I have memories of picking tomatoes only to find that the bottom half was rotten. Or how scratchy the Okra was when you picked it. Also how hot and buggy it seemed when we had to pick the sweet corn and thinking how happy I was going to be to get away from all this. I have many more memories of those gardens, but I think you get the idea.

4 Comments:

Blogger Britt-Arnhild said...

Sweet memories.
I am out every day now to pick greens, fruits and berries :-)

Friday, August 17, 2007 at 9:56:00 AM PDT  
Blogger smilnsigh said...

Wondering if a pressure canner is like a pressure cooker? I don't remember my mother doing her canning with a pressure thing. But I do remember the pressure cooker and I was afraid of it. But I never experienced what you did.... with the cooker exploding! Wow!

I never canned a thing in my married life, because of remembering the canning in the sooo hot kitchen of my childhood. Whimp I am! Lol.

And I also remember an ollllld cupboard down in the cellar of the home I grew up in. Now this cellar was not like today's cellars. Or yesterday's. It had a dirt floor and was... well, it was rustic for sure. And dark. And this cupboard was way over in a corner.

It hadn't really been used for years, but it still had old canned fruits etc. in it. No, we never ate any! And I don't know why they stayed there either. Just one of those "mysteries" one remembers, from growing up. :-)

Mari-Nanci

Sunday, August 19, 2007 at 7:14:00 PM PDT  
Blogger Melissa said...

You know my parents canned. They still do. But when we were young Mom canned so much - tomatoes, spaghetti, hot sauce, green beans, pears, apricots, peaches, pickles, and old hens. We froze corn, cherries, broccoli, and of course chickens. The amount of food Mom preserved was monumental.

We had lots of good fresh food - eggs, goat's milk, etc.

We may not have had a lot of money but we ate very well!
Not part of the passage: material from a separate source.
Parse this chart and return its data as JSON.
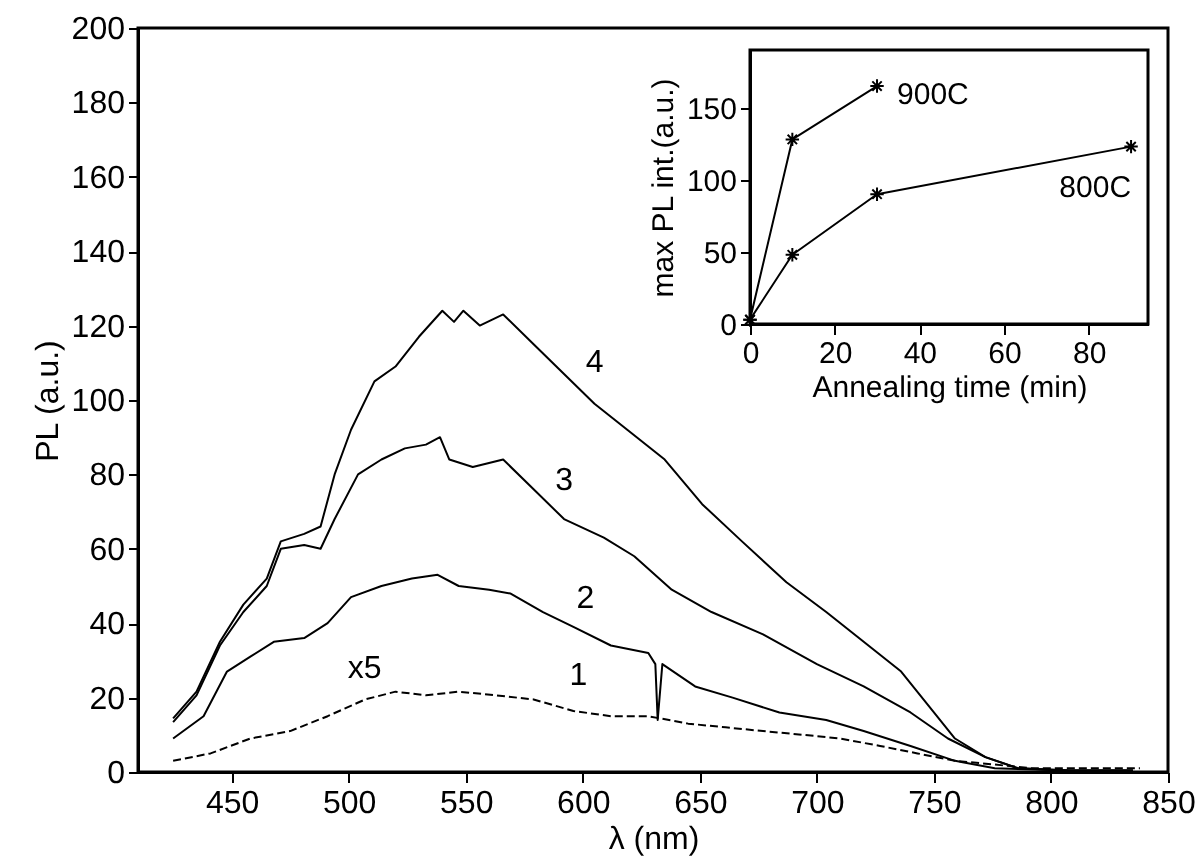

Sunday, August 19, 2007 at 8:07:00 PM PDT  
Anonymous Anonymous said...

It's bittersweet, to remember things one can't do anymore. You've preserved the memories by writing about them so beautifully. Like Mari-Nanci's Mom, my Mom had a pressure cooker, too. I didn't get too close to it! It had some valve-type thingy on top and I was sure it was going to blow up every time she used it.